I want to say a little bit more about different types of fixed points.
For the squaring function, we saw two types of fixed points: stable and unstable.
Here's an illustration of a stable fixed point...
...and here's an illustration of an unstable fixed point.
The fixed point is the black dot, it doesn't change when the function acts on it.
And this shows us that nearby points get closer to the fixed point, hence it's stable.
Here we see that nearby points, when the function acts on them, get further away.
So first, there's some other words for these types of fixed points.
A stable fixed point is also called an "attractor".
It's called an attractor, because it attracts points; nearby points get pulled towards it; you might also say it's an attractive fixed point.
An unstable point is called a "repellor" (or "repeller"), because it repells nearby points, it pushes them further away.
We would also say that this type of a fixed point is repulsive.
There's another way, somewhat metaphorically, of illustrating these different types of fixed points.
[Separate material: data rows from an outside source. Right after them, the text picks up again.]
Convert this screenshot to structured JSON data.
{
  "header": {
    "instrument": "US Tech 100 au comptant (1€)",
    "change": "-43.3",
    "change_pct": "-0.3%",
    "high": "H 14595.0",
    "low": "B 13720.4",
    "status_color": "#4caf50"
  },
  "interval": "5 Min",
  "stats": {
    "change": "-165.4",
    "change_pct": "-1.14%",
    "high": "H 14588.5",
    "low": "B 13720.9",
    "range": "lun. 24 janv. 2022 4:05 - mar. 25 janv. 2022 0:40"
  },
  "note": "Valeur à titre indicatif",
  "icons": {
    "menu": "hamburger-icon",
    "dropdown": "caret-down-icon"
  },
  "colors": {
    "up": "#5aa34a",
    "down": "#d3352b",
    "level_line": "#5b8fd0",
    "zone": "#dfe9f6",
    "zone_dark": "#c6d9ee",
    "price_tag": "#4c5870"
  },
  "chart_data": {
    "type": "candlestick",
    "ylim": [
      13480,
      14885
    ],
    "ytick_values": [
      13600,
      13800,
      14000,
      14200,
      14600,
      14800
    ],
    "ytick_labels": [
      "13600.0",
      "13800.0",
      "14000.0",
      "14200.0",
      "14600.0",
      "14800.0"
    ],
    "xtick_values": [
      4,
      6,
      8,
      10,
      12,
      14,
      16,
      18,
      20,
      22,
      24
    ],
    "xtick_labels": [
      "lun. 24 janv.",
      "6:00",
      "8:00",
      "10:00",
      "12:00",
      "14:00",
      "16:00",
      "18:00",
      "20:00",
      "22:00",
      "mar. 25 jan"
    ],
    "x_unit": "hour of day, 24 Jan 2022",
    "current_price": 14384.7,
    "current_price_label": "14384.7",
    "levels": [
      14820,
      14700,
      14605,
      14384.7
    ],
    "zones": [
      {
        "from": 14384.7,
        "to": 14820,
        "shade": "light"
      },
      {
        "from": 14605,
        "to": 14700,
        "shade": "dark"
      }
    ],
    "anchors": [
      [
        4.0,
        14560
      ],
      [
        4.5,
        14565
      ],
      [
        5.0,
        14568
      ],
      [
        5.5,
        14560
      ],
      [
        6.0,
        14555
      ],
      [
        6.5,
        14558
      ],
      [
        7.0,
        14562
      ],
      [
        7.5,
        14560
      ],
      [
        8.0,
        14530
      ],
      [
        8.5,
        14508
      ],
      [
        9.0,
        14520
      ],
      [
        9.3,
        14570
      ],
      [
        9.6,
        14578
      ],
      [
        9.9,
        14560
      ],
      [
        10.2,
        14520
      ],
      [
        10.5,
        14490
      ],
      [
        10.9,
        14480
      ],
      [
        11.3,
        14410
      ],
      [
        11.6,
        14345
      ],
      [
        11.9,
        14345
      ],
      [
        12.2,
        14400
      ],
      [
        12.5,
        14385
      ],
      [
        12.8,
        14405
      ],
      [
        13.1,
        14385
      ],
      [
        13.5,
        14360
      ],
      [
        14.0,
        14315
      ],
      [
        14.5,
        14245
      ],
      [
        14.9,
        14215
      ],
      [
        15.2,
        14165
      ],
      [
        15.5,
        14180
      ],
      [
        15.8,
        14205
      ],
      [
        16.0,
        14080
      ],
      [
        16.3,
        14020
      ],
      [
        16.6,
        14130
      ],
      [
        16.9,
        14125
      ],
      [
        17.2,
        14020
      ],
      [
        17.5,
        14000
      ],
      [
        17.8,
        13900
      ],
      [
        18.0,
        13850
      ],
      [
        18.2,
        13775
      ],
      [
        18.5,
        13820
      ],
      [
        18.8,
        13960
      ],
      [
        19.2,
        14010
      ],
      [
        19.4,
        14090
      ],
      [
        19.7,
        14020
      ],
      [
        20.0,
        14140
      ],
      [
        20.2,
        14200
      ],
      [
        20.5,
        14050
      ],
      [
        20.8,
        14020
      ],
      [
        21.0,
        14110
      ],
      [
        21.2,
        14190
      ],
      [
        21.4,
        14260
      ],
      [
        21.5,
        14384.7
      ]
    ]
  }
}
So, a stable fixed point, you can think of it sort of like having a marble or a ball resting in the bottom of a bowl.
So, if I took this ball and pushed it up the side a little bit and let it go, it would roll back and forth and come back to this point.
A rock in a valley, a marble in the bottom of a bowl, is a stable situation: a small change, a small push won't change the situation in the long run.
An unstable fixed point can be illustrated with the opposite picture.
Think of a ball carefully balanced on the top of a hill, or a marble on the top of an upside-down ball.
It can be balanced here, it can be fixed, not move, but a tiny little push either to the left or to the right and it will roll down in one direction, and it won't return here.
So, that's the same thing that's showing here; this point is fixed, but if we move a little bit to the right or a little bit to the left, we'll get pushed away, not to return.
So this picture is for a stable fixed point and this for an unstable fixed point.
The distinction between stable and unstable fixed points is important.
In real systems, one would not expect to encounter unstable fixed points, for the simple reason that they don't stick around for long.
A simple bump, a small bump to the left or to the right and the object moves off not to return.
So in real systems and in most numerical experiments, it's stable behavior that we'll observe.
So when we 're trying to categorize and understand the long term behavior of dynamical systems,
we'll be paying special attention to behavior that's stable, since that's what's most likely to observe.